And the test execution module connects at least one generated virtual test picture with the real shooting monitoring picture without abnormal scenes in series and inputs the virtual test picture and the real shooting monitoring picture into the tested artificial intelligent video security monitoring system for testing. If the tested artificial intelligent video security monitoring system is normal in function, an alarm can be given for the virtual test picture with the abnormal scene, the abnormal scene is prompted to exist, and the type of the abnormal scene is correctly identified and output. On the contrary, if the tested artificial intelligent video security monitoring system cannot give an alarm prompt or the identified abnormal scene type is not accordant with the abnormal scene type of the virtual test picture, the system fails to pass the test and needs to be repaired and debugged.
Therefore, the invention provides an automatic security test method and system for an artificial intelligent virtual scene with a GAN network architecture as a core. The invention can generate massive virtual test pictures with various abnormal scene types based on a small amount of monitoring picture samples, and applies the pictures to the test of the artificial intelligent video security monitoring system. The invention effectively solves the problems of small number of test pictures, not rich abnormal scenes, high difficulty in shooting organization and poor picture variability and simulation in the conventional video security monitoring test, improves the feasibility and reliability of the test and reduces the cost.
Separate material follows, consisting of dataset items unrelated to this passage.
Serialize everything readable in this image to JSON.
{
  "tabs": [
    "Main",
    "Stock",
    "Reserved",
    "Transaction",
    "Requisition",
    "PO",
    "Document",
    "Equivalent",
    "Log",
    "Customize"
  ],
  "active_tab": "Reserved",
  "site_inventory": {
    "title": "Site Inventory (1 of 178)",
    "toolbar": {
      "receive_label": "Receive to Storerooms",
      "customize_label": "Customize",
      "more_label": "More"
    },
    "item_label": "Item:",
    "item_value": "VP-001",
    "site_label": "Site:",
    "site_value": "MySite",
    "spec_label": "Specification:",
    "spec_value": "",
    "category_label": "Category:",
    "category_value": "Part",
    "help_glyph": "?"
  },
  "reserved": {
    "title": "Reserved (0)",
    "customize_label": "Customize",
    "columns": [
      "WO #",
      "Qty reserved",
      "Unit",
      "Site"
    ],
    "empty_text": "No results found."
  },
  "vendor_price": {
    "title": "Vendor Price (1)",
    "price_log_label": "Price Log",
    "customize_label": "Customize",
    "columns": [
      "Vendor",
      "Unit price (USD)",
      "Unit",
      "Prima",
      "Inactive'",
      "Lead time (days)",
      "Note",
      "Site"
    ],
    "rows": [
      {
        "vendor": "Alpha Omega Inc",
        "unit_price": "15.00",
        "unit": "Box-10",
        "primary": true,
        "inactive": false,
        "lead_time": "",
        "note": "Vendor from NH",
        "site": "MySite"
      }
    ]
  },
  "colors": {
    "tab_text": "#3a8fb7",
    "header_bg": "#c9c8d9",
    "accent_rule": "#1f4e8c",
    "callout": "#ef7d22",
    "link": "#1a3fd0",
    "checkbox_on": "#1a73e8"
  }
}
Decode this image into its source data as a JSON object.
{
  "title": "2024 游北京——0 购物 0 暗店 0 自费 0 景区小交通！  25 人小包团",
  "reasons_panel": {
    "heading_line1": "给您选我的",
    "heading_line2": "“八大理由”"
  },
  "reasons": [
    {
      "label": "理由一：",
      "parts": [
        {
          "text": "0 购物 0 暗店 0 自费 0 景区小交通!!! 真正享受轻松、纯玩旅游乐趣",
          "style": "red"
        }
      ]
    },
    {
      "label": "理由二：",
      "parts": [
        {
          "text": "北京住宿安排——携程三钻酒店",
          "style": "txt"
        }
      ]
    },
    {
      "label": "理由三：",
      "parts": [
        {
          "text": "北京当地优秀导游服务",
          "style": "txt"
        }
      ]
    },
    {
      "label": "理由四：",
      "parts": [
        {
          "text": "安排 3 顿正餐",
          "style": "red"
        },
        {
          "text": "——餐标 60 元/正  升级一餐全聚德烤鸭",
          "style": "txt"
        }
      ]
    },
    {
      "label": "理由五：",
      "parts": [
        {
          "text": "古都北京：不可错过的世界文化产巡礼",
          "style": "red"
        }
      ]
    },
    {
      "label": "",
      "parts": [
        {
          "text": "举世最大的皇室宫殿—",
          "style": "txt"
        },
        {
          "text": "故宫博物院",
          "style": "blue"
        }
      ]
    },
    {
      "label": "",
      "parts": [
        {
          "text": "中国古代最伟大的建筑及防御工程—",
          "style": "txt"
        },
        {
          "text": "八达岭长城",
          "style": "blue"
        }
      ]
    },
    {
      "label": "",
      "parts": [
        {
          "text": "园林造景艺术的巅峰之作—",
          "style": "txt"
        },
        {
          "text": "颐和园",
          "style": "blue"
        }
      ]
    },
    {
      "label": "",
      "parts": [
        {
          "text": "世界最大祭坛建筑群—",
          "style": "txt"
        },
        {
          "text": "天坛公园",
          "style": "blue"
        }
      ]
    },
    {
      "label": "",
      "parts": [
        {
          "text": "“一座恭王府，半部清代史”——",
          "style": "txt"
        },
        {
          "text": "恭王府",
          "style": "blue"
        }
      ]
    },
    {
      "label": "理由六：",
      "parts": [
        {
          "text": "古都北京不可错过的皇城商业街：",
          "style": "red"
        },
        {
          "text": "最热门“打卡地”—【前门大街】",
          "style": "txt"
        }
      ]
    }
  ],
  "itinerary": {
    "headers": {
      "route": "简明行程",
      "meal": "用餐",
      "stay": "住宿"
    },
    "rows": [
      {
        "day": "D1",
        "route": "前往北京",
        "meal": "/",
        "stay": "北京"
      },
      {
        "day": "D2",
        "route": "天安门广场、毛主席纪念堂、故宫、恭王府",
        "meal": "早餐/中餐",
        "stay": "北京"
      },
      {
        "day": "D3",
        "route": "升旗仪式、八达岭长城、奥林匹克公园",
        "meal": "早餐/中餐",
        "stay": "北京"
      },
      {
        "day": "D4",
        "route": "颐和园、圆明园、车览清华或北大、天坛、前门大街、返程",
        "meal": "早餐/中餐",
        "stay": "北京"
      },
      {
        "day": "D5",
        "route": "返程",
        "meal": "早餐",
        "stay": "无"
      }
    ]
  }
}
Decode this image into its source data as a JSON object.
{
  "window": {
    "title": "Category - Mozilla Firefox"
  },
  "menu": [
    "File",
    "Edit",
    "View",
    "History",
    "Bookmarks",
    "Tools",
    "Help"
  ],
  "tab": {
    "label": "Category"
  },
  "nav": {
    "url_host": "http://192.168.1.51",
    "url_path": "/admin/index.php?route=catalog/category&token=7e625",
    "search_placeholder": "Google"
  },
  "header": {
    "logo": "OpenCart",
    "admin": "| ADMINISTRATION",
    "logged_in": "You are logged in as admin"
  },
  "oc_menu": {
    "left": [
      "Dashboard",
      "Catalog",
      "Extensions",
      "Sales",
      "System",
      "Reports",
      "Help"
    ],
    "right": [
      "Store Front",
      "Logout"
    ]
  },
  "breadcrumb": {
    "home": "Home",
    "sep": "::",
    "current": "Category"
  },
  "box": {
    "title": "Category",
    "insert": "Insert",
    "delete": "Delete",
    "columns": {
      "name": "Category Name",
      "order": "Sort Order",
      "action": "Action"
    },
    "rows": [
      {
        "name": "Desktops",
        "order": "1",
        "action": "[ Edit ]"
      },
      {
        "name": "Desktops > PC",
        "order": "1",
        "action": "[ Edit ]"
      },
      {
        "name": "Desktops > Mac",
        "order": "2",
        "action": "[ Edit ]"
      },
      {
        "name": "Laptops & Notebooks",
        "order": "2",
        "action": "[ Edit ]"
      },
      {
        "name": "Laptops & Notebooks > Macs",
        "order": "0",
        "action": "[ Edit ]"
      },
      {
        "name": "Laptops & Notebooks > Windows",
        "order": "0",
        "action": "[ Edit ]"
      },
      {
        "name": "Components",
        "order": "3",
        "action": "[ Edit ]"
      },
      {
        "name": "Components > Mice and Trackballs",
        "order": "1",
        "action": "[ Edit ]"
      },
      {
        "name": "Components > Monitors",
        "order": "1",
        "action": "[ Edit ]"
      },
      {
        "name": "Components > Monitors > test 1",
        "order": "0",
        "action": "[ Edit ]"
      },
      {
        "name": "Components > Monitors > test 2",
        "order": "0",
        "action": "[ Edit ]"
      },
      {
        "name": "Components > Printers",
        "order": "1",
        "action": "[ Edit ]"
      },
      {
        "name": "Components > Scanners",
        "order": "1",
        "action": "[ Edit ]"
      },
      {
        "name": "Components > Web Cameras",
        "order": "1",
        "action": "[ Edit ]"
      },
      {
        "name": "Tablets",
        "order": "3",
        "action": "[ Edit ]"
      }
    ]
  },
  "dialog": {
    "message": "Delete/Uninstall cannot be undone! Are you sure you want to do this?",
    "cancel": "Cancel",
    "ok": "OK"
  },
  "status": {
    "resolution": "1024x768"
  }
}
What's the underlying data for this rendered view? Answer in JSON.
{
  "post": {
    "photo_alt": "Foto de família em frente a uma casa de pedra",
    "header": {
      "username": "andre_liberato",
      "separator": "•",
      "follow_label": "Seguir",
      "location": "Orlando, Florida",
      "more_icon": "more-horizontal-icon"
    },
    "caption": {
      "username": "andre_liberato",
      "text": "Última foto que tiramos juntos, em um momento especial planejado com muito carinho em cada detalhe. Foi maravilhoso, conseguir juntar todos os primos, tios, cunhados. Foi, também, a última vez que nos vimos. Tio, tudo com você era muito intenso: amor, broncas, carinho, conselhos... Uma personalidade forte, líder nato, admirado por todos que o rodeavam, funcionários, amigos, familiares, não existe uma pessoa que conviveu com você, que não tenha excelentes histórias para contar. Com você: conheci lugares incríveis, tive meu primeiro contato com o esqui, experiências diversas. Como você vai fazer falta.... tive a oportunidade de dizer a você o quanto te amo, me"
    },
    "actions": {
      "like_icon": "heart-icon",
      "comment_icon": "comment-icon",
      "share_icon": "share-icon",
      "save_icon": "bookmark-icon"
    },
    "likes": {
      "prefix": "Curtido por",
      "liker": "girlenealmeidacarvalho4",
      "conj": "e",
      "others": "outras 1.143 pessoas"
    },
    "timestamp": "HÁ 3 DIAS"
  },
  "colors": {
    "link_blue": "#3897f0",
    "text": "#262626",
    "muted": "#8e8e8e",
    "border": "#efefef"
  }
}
The above description is only exemplary of the present application and should not be taken as limiting the present application, as any modification, equivalent replacement, or improvement made within the spirit and principle of the present application should be included in the protection scope of the present application. It should be noted that the above-mentioned embodiments illustrate rather than limit the invention, and that those skilled in the art will be able to design alternative embodiments without departing from the scope of the appended claims. In the claims, any reference signs placed between parentheses shall not be construed as limiting the claim. The word "comprising" does not exclude the presence of elements or steps not listed in a claim. The word "a" or "an" preceding an element does not exclude the presence of a plurality of such elements. The invention may be implemented by means of hardware comprising several distinct elements, and by means of a suitably programmed computer. In the unit claims enumerating several means, several of these means may be embodied by one and the same item of hardware. The usage of the words first, second and third, etcetera do not indicate any ordering. These words may be interpreted as names.

Claims (7)

1. An automatic security test method for an artificial intelligent virtual scene comprises the following steps:
s1: determining an abnormal scene type for which automatic testing is aimed;
s2: acquiring a monitoring picture sample corresponding to the abnormal scene type from a monitoring picture sample library according to the abnormal scene type; the monitoring picture sample is a multi-frame continuous monitoring picture which is selected from monitoring pictures actually shot by a camera of the tested artificial intelligent video security monitoring system and has a specific abnormal scene type;
s3, utilizing a GAN framework composed of a picture generator and a discriminator, wherein the picture generator is used for generating a virtual test picture based on the initial random value; after the discriminator trains the monitoring picture sample, the discriminator judges the truth of the virtual test picture generated by the picture generator; when the judgment result is false, the picture generator adjusts the generation parameters and regenerates the virtual test picture until the virtual test picture generated by the picture generator is judged to be true by the discriminator, and the generated virtual test picture is output, wherein the virtual test picture and the monitoring picture sample have the same abnormal scene type;
s4: inputting at least one generated virtual test picture into a tested artificial intelligent video security monitoring system, obtaining the identification result of the artificial intelligent video security monitoring system on whether an abnormal scene exists and the type of the abnormal scene, judging whether the intelligent video security monitoring system can identify the abnormal scene, judging whether the identification result is matched with the type of the abnormal scene of the virtual test picture,
the method comprises the following steps of selecting a monitoring picture sample with a specific abnormal scene type from a real-shot monitoring picture: extracting each specific target from multiple continuous real shooting monitoring pictures; judging the action state of each specific target according to the interframe position change of each specific target; classifying scenes of the real shooting monitoring pictures according to a preset standard according to action states of all specific targets in the multi-frame continuous real shooting monitoring pictures to obtain scene types; and when the scene type of the real shooting monitoring picture belongs to a specific abnormal scene type, selecting the real shooting monitoring picture as the monitoring picture sample.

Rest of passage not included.